Our study is the first to compare the agreements of both CMR biplane and SAX LAEF in HFpEF and assess their prognostic capabilities in the same setting. Our results confirm LAEF as an independent marker of prognosis in HFpEF, irrespective of CMR technique and validate our earlier findings of biplane LAEF as a strong prognostic biomarker [1]. The ability of CMR LAEF to be measured via 2 separate methods with a high degree of precision and reproducibility in addition to its prognostic capabilities are important strengths for consideration when being proposed as an imaging biomarker [6]. While CMR SAX LAEF is considered the more accurate of both measures [2, 3], the CMR biplane method represents a potentially useful alternative for both research and clinical settings in HFpEF and has been recently proposed as the preferred method of LA volumetric analysis in an expert consensus document by the European Association of Cardiovascular Imaging [7]. Biplane LAEF derivation does not necessitate additional, multiple short axis image acquisitions which can prolong scan times in predominantly elderly subjects typical of HFpEF, who may struggle with multiple breath-holds. Furthermore, image analysis of the biplane method is also significantly shorter. On the other hand, SAX LAEF is an alternative if long axis images are degraded by artefact. Our findings are also important since LAEF represents a potential therapeutic target in HFpEF [8] where there are currently no effective therapies [9] and may also act as a trial endpoint [10].
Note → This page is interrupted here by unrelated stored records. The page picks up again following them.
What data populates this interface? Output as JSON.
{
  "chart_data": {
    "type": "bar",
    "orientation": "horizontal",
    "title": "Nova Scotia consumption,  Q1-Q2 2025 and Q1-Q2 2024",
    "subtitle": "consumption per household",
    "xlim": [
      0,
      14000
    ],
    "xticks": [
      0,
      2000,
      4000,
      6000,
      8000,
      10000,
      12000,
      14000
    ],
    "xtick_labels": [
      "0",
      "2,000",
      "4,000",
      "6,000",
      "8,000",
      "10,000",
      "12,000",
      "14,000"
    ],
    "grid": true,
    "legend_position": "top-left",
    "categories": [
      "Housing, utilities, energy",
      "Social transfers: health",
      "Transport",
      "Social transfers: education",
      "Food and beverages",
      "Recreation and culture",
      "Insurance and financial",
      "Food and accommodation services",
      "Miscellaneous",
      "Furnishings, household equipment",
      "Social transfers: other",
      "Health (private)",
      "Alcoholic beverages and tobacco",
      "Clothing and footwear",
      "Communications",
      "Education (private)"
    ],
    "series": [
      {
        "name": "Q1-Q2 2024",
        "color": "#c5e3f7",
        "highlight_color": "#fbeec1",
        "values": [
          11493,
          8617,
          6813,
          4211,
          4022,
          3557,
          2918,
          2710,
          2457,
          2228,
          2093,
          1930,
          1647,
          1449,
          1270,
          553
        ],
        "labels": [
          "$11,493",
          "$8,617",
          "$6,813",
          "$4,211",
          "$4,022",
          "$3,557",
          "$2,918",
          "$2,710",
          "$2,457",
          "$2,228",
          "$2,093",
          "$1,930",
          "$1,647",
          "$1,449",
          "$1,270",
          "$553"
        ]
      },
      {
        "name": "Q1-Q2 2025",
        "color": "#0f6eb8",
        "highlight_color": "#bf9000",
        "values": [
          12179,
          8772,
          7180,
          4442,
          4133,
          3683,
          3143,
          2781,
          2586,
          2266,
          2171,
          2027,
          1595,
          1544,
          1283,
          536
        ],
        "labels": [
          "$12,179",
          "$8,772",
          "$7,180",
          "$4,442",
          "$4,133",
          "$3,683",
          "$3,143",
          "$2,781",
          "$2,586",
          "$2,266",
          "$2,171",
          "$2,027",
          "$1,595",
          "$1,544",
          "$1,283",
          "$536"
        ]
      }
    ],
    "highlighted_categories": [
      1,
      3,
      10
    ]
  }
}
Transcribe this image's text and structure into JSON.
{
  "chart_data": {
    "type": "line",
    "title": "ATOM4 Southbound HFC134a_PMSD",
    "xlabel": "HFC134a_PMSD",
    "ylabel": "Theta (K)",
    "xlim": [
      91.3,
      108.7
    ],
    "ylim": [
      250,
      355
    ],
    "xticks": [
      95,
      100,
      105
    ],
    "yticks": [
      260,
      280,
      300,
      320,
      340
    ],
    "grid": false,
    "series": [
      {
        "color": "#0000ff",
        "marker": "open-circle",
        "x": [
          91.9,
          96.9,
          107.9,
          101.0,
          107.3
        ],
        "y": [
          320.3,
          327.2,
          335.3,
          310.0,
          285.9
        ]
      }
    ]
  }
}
While LA volumes were underestimated by the biplane method compared to SAX evaluation, LAEF did not differ significantly except in AF. Since LAEF is a fraction derived from volumetric analysis, systematic bias of similar magnitudes in the same direction i.e. underestimation of both LAV max and LAV min likely explains this lack of LAEF difference between both the techniques. The difference in LA volumes between both methods however is unsurprising given that the LA appendage is typically excluded from the biplane method but included in the SAX method [2, 3]. These volumetric differences are likely further exaggerated in HFpEF where LA dilation is typical [2, 4] and associated with a higher prevalence of AF. Furthermore, in AF we employed prospective gating which can lower the margins for erroneous measurements. As addressed in our recent publication, we also recognise that having some subjects with hypertension in our control group is a limitation given that these subjects were not totally free from cardiovascular disease. However, LAEF was again lower in HFpEF with either methodology, irrespective of controls’ hypertensive status, reinforcing altered LA contractile function in the pathophysiology of HFpEF.

Conclusions

CMR LAEF calculated from either the short-axis or biplane method has excellent reproducibility and remains a strong marker of prognosis in HFpEF.